I think it might be ok to show them that it’s not real, and the thought moves me from the ceiling toward the fray. I dash straight toward the spindly guy’s head, hitting him in the cranium pretty hard. It knocks him off balance, and he topples to the floor, legs up. That’s the problem with having stick thin legs holding up a super heavy head.
Fox rushes past me to the overturned guy and decapitates him.
Darcy saunters past him, stabs the guy in the chest, and rips him open from sternum to tail with his fancy dagger.
The guy’s insides become his outsides, and Darcy reaches in, pulling the intestines out. There’s not that much viscera, but heempties the cavity one organ at a time. Fairly quickly, he pulls the heart out. It’s still pumping in his hand when he holds it up, finally turning to look at me.

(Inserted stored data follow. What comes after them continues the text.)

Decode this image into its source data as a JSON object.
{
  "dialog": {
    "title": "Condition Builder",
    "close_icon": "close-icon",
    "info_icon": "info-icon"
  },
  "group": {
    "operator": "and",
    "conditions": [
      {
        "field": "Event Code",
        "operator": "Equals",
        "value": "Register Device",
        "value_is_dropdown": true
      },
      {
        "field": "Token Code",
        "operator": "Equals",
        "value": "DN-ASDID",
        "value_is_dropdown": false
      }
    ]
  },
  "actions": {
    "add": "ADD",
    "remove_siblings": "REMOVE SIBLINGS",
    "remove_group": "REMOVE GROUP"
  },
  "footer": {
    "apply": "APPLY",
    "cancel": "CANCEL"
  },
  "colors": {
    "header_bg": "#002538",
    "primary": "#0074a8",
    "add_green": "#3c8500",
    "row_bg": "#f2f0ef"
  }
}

“Oh Peach, you’re the sexiest thing I’ve ever seen in all yer gorgeous forms. Look at you. Ain’t no wonder so many people want you. Never seen one of your kind outside the swamp.”
“What is he?” Bellamy asks, pointing to Romily to indicate he’s speaking for him.
Darcy reaches out with his bloody hand (not the one holding the heart), and runs it over my whole self. I feel him everywhere all at once and a shiver of pure, unadulterated want shakes me from the inside out.
“Feu follet,” he answers, rubbing me everywhere again
I don’t even know what that is, but this feels like I am one stroke away from a full body orgasm.
Darcy proves that I am when he rubs me again and I explode outward. It’s better than an orgasm, different and the same all at once. It’s want, desire, pleasure, and completion. I become an entire universe of bliss for a split second and an eternity, and when my self pulls itself back together, I drop to the floor back in my human body.
I stare up at Darcy with a silly smile on my face. “We’re doing that again,” I inform him.
He arches a single eyebrow at me, offering me a hand. “Are we? Do we have to include the”—he makes a disturbing clicking sound—“or is it ok to skip the battle for your life?”
I take his hand and let him help me to my foot. I’m naked but my clothes are on the floor and they look intact. “We can skip the battle for my life. Is that clicking noise the thing that just tried to eat me?”
Darcy nods, holding up to me a shriveled heart the size of a ping pong ball. “Usually I eat them, but you can have it. It’sa permanent boost to your inherent magic. Eat enough of these and you’ll be able to shift on command.”
“Is that a person’s heart?” I ask to make sure the clicking noise thing is sapient like I thought it was.
Darcy looks at it and the corpse. “It’s a—” The clicking noise he makes sounds like that terrifying sound effect used for aliens in sci-fi horror TV shows.
“Can the terrifying clicking noise be classified as a person?”
He shrugs. “Yes, I think so. They’re an intelligence so foreign to this universe that I think it would be difficult to classify them as sentient and sapient, but I fall on the side of yes, they’re people.”